Once you realize that the profile’s author is a longtime, vocal opponent of the nuclear deal with Iran and a past advocate of bombing Iran, many of its weirder elements begin to make a bit more sense. The profile seems to have been a product of the meeting of a writer with a very large axe to grind against the nuclear deal with an Obama adviser so hung up on scoring points against administration critics that he failed to see that he was being used by one of those critics to undermine Obama in a very public way. The profile has since been seized on by inveterate opponents of the nuclear deal to claim vindication, but all that it shows is how tendentious and misleading the deal’s opponents continue to be a year after the agreement was reached. Samuels himself gave the game away by trying to smear specific reporters by name, and they have both responded vigorously to the willful misrepresentation of their work.

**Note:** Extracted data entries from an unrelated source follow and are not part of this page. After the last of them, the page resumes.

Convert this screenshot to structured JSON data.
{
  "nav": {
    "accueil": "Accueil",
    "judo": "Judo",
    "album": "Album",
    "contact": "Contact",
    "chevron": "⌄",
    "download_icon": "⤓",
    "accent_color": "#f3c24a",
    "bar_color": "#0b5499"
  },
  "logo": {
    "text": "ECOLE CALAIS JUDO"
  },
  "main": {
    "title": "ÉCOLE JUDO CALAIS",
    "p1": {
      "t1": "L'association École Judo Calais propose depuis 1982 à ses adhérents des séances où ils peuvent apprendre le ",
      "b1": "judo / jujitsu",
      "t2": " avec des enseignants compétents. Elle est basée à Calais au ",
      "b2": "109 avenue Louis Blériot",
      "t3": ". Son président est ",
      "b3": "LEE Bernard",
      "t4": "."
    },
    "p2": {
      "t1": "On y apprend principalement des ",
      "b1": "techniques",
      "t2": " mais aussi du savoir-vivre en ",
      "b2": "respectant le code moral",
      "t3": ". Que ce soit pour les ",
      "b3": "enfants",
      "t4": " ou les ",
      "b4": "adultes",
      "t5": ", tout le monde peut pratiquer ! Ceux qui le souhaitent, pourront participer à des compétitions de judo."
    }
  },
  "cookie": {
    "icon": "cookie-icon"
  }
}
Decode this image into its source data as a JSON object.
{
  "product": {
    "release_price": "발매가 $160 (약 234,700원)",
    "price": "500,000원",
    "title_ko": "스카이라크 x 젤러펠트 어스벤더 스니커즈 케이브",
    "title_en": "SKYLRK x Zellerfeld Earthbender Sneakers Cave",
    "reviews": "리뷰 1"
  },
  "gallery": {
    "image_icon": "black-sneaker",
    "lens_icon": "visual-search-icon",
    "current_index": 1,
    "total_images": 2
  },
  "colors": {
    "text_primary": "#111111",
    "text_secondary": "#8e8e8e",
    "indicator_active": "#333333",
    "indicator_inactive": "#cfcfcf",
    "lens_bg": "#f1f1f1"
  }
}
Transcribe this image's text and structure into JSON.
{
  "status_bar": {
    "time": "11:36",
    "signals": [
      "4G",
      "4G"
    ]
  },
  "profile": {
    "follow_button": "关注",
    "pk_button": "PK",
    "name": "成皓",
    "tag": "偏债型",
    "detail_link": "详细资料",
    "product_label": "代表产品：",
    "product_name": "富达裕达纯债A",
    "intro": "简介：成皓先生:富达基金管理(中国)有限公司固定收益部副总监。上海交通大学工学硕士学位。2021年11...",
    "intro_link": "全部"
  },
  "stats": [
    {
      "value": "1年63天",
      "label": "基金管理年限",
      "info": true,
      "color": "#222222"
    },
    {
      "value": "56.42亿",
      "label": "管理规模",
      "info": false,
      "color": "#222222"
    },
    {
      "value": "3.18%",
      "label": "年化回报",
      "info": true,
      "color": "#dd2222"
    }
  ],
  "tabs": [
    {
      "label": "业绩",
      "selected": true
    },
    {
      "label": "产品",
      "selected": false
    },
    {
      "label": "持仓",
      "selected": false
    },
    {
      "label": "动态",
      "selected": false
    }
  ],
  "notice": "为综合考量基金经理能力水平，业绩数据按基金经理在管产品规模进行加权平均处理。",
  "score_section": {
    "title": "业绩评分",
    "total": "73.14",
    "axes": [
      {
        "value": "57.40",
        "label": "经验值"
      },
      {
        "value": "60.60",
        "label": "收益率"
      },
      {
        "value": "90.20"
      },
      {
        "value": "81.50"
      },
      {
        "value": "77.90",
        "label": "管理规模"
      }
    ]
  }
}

Many of Rhodes’ judgments of the foreign policy establishment and at least some journalists are mostly correct. Some have even been borne out by the overwrought reaction to the profile published over the weekend. When he displays contempt for “the Blob” (i.e., the foreign policy establishment), it is hard to fault him on the substance of what he’s saying. It may not be a smart or politic thing for someone in his position to say, but he isn’t wrong in many of the charges he lays against them.
Where Rhodes went wrong was in allowing himself–the supposed shaper of media narratives–to be set up by Samuels, whose presentation of Rhodes’ work in general and the nuclear deal in particular was bound to be unfair and misleading. Samuels flatters Rhodes by making him seem both more mysterious and important than he is, but then uses the opportunity to set off a bomb beneath the administration’s signature policy initiative of the second term to suit his own goals. It is an indictment of the administration’s arrogance or carelessness that they failed to do due diligence on the views of the person writing Rhodes’ profile, which they had to know could be used against them. Nothing could better demonstrate how ineffective Rhodes has been at shaping the way administration policy is perceived in the media than the fact that his own profile in a major paper has been used as a vehicle to attack administration policy. Rhodes fought the Blob, and the Blob won.